Семён Гудзенко. "Благодарю Вас за сердце!.."
Семён Гудзенко. "Благодарю Вас за сердце!.."
https://rg.ru/2016/05/19/rg-opublikovala-zapiski-chitatelej-iz-arhiva-poeta-gudzenko.html

Записки читателей, сохранившиеся в архиве фронтового поэта Семена Гудзенко, переносят нас в Москву 1945 года
В звенящей суете,
на вечере поэтов,
горячих этих строк
живая пестрота
рождается в уме
затем, чтоб без ответа
осталась, как всегда,
заветная мечта...
Зачем я Вам пишу?
Ведь я не жду ответа!
Нет! Наши никогда
не встретятся пути!
Нет! Просто я люблю
горящего поэта,
который в будущем
всю землю осветит.
Ваш друг, 1945 г.
Эти стихи девушка (ее имя мы не знаем) посвятила Семену Гудзенко и передала их поэту на одном из его выступлений. Гудзенко бережно хранил этот листок, как и все записки, которые он получал из зала на вечерах. Папка с пожелтевшими записками хранится сейчас в Российском государственном архиве литературы и искусства, в личном фонде Семена Петровича Гудзенко.
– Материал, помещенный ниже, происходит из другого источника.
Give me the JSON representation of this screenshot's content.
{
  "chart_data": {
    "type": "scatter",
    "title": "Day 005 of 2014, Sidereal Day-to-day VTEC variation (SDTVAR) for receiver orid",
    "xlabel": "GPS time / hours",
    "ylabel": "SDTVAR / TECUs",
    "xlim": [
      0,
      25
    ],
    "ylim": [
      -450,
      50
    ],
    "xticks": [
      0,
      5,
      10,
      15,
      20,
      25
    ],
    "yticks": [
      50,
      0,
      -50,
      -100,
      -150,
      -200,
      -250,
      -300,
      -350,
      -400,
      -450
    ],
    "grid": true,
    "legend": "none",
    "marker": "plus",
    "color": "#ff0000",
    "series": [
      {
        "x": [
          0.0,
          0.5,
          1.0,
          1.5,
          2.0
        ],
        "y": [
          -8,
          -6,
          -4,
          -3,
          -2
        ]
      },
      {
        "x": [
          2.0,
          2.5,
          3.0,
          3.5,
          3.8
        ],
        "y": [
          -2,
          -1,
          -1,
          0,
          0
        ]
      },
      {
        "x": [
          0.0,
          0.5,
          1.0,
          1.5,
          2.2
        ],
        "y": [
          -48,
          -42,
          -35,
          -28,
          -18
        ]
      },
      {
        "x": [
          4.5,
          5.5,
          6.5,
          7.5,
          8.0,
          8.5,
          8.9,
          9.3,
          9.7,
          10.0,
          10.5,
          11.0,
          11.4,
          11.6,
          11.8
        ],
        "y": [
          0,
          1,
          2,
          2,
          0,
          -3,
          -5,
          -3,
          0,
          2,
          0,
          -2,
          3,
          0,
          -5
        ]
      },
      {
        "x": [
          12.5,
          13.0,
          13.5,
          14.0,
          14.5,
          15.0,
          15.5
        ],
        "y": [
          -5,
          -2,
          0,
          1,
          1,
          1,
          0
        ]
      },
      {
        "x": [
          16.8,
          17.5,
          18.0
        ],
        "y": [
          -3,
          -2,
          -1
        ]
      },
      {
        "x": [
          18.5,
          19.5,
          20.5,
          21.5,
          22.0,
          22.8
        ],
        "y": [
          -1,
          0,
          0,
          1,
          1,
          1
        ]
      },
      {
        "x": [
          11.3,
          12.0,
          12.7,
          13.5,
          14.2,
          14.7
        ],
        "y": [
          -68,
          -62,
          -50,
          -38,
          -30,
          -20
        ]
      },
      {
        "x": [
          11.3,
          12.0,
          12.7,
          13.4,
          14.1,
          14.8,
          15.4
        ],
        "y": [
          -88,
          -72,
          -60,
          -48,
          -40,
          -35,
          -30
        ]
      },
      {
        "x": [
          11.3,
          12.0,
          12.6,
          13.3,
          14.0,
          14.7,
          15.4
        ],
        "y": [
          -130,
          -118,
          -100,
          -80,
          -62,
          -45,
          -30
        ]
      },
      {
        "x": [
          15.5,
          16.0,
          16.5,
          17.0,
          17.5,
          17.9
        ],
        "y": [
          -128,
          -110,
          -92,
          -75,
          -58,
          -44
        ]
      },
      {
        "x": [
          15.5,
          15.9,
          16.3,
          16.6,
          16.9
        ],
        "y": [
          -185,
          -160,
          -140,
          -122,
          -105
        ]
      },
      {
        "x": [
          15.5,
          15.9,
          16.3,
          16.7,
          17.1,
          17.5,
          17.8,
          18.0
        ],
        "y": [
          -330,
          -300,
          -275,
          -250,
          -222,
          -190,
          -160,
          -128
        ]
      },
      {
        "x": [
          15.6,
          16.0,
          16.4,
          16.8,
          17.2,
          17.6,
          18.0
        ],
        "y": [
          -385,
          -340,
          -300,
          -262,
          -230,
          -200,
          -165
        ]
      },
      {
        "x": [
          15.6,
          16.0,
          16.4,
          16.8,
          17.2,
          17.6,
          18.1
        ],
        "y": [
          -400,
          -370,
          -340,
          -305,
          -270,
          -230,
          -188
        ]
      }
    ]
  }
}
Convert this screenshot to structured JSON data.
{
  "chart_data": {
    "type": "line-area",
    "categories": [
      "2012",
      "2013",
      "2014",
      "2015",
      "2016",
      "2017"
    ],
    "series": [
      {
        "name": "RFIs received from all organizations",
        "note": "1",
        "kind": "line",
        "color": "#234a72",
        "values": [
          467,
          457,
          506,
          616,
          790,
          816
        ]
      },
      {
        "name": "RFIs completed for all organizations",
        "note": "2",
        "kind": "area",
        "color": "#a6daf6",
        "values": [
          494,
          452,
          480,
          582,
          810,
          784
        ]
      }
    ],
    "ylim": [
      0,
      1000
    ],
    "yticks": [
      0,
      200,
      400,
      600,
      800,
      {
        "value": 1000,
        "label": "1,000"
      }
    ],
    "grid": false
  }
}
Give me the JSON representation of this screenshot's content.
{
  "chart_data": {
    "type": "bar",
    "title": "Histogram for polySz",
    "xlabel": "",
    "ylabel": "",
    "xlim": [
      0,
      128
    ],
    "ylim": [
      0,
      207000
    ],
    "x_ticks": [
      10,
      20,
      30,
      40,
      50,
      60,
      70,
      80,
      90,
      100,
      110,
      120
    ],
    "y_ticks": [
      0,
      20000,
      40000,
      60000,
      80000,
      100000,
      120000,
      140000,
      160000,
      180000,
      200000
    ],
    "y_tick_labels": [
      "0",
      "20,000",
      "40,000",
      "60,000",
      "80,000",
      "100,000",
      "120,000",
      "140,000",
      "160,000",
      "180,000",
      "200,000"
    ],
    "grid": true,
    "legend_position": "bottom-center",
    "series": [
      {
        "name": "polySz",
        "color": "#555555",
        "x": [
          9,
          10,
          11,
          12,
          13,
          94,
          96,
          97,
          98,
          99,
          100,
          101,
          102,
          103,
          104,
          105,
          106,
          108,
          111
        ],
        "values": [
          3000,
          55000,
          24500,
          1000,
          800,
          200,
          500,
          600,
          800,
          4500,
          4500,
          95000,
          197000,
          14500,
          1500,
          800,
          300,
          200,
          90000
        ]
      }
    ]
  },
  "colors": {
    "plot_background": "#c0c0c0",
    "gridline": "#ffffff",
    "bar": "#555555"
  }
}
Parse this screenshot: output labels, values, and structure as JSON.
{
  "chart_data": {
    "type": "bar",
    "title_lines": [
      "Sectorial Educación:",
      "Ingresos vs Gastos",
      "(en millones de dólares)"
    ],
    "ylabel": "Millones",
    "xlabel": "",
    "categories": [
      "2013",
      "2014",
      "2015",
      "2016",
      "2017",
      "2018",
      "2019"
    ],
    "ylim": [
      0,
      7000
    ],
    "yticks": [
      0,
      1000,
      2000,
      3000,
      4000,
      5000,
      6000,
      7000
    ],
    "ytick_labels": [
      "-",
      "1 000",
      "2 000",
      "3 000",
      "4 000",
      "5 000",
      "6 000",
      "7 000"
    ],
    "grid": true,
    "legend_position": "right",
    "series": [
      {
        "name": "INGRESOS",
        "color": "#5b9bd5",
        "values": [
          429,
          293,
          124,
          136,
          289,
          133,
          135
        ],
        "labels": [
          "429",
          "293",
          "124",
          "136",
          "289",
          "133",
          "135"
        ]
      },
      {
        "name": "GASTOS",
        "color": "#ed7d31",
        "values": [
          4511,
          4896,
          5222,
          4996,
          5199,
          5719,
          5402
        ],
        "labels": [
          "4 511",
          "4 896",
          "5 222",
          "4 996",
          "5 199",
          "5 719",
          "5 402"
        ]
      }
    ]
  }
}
В этих торопливо, на коленке, написанных просьбах и вопросах атмосфера краткой послевоенной весны, молодые чистые голоса ребят и девушек, вернувшихся с фронта, из госпиталей и эвакуации.
Вот на обрывке контурной карты почерком отличницы: "В Ваших стихах звучат наши мысли и чувства!" На обрывке многотиражки МГУ: "Просьба прочитать что-нибудь лирическое". А вот просьба на библиотечном "Требовательном листке": "Прочтите, пожалуйста, "Перед атакой". И Гудзенко читал как всегда - на разрыв аорты.
По тому, как Семен берег каждую записку (часто это был измятый, неприглядный клочок газеты или оберточной бумаги), понятно, что для молодого поэта (в 1945-м ему было 23 года) встречи с читателями были чем-то особенно важным.

Осенью 1946 года, после постановления "О журналах "Звезда" и "Ленинград", литературные вечера подверглись жесткой регламентации. К примеру, на встречах с поэтами запретили... задавать вопросы. Гудзенко вместе со своими друзьями Михаилом Лукониным, Алексеем Недогоновым и Александром Межировым обратился к Александру Фадееву, тогда генеральному секретарю Союза писателей: "Мы, вчетвером, пришли к выводу, что открытые поэтические вечера потеряли творческий характер. Поэтов лишили возможности разговора с читателем. Например, отпала старая хорошая традиция отвечать на вопросы. Выступление поэта ограничивается чтением одного-двух стихотворений..." Фадеев поддержал молодых поэтов-фронтовиков. Жесткий административный контроль отменили (усилив, очевидно, негласный надзор).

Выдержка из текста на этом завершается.